Botroseya Church Bombing

historytragedyterrorismreligionegypt
4 min read

Sunday morning services were underway at St. Peter and St. Paul's Church -- a small chapel adjoining Saint Mark's Coptic Orthodox Cathedral, the seat of the Coptic Pope himself -- when a 22-year-old man wearing an explosive vest walked inside and detonated 12 kilograms of TNT. It was around 10:00 am on 11 December 2016, in Cairo's Abbasia district. Twenty-nine people died. Forty-seven more were wounded. The blast blackened the cathedral walls, shattered the chapel interior, and struck at the symbolic heart of Egypt's Coptic Christian community, which traces its roots to the earliest centuries of Christianity and today comprises roughly ten percent of Egypt's population.

A Morning Shattered

The explosion tore through the chapel adjacent to the cathedral's main entrance. Initial reports were confused -- authorities could not immediately determine whether the device had been planted in advance or carried in by a bomber. The scale of destruction suggested a large device either way. An unnamed church source told Nile TV the bomb had been thrown inside the cathedral's hall. St. Mark's Cathedral is normally under constant security patrol, and the Interior Ministry opened an investigation into the police unit assigned to the church complex. Among the dead were women, children, and elderly worshippers who had come for a routine Sunday service. Their names joined a long and painful list of Coptic victims of sectarian violence in Egypt.

The Trail of Responsibility

President Abdel Fattah el-Sisi identified the bomber the following day as Mahmoud Shafiq Mohammed Mustafa. Three men and a woman were arrested in connection with the attack, with two more suspects sought. On 13 December, the Islamic State of Iraq and the Levant claimed responsibility through its Amaq News Agency. The Egyptian Interior Ministry's investigation pointed to a cell led by Mohab Mostafa El-Sayed Kassem, which the ministry linked to Ansar Bait al-Maqdis -- also known as ISIL's Sinai Province. The ministry further alleged that Muslim Brotherhood fugitives in Qatar had provided financing and logistical support, a claim both the Brotherhood and the Qatari government denied. By early 2017, eight suspects had been arrested. The bomber himself had been detained once before, in 2014 in Faiyum province, on charges of Brotherhood membership.

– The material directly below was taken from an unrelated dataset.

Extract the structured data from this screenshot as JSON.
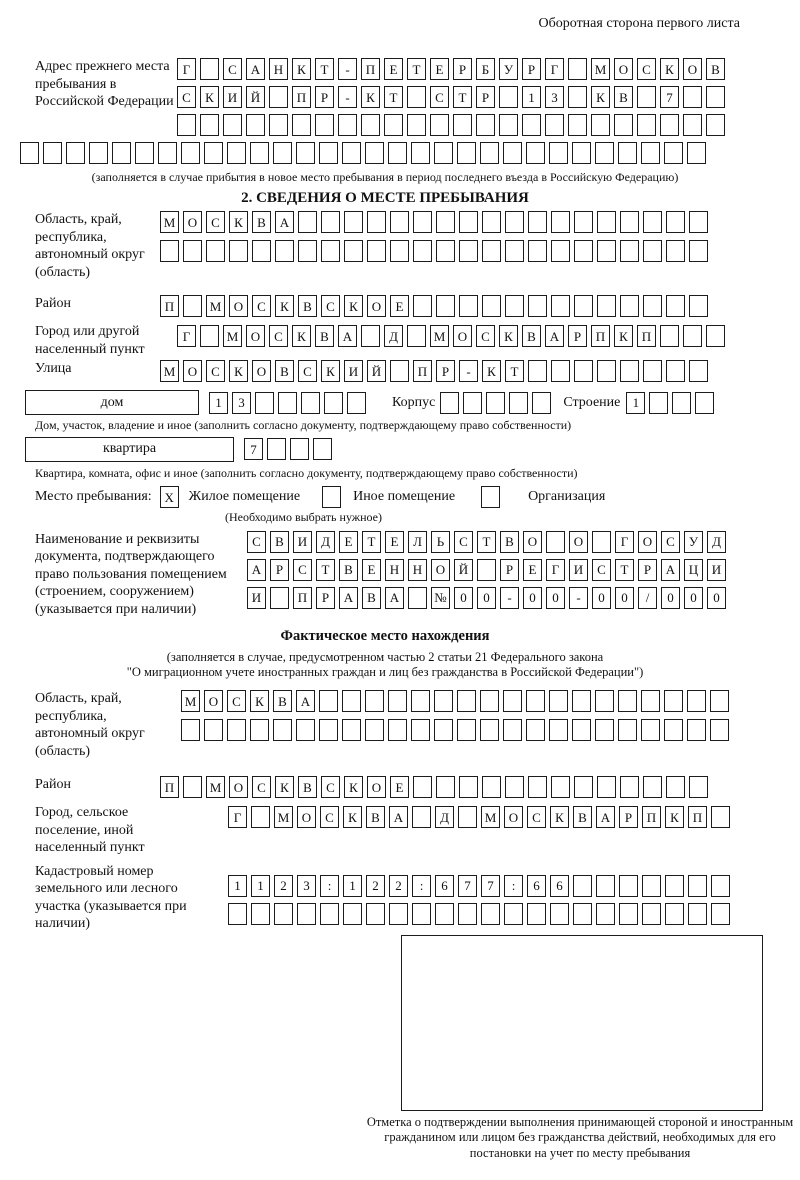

Grief Across a Divided Nation

President Sisi declared three days of national mourning, calling the attack evidence of "vicious terrorism waged against the country's Copts and Muslims." Coptic Pope Tawadros II, who cut short a trip to Greece to return to Cairo, framed the bombing as "not just a disaster for the Church but a disaster for the whole nation." On 12 December, Sisi and Tawadros led the funeral procession together, a public display of solidarity that carried weight in a country where sectarian tensions run deep. Bishop Youssef of the Coptic Orthodox Diocese of the Southern United States urged fasting and prayer "not for the martyrs" but for the healing of the Egyptian people and for Muslims and Christians to live peacefully together. Egypt's Army Corps of Engineers began immediate restoration work, aiming to have the chapel ready for the Coptic Nativity celebration on 7 January.

The Weight of Being Coptic in Egypt

The Botroseya bombing did not occur in isolation. It followed the 2011 Alexandria church bombing, which killed 23 people on New Year's Eve, and preceded the 2017 Palm Sunday attacks on churches in Tanta and Alexandria that killed 45. For Egypt's Coptic Christians -- a community that predates Islam in Egypt by centuries -- the pattern of attacks against churches, monasteries, and worshippers represents an existential threat that security forces have struggled to contain. The international response to the Botroseya bombing was broad: the UN Security Council condemned the attack, Pope Francis expressed personal solidarity with Tawadros, and governments from Algeria to the Philippines issued statements of condemnation. Egyptian academic Azza Radwan Sedky published an open letter to the bomber in Ahram Online, writing: "Your kind will never be able to command any country in the world because every country and every human being wishes you ill." The chapel was rebuilt. The scars on the community run deeper.

From the Air

Coordinates: 30.07N, 31.28E, in the Abbasia district of central Cairo. Saint Mark's Coptic Orthodox Cathedral is a large compound visible from the air among the dense urban blocks east of downtown Cairo. Cairo International Airport (ICAO: HECA) lies approximately 12 km to the northeast. The Nile is about 3 km to the west. Best viewed at 2,000-4,000 ft AGL. The cathedral compound with its green spaces is distinguishable within the surrounding residential density.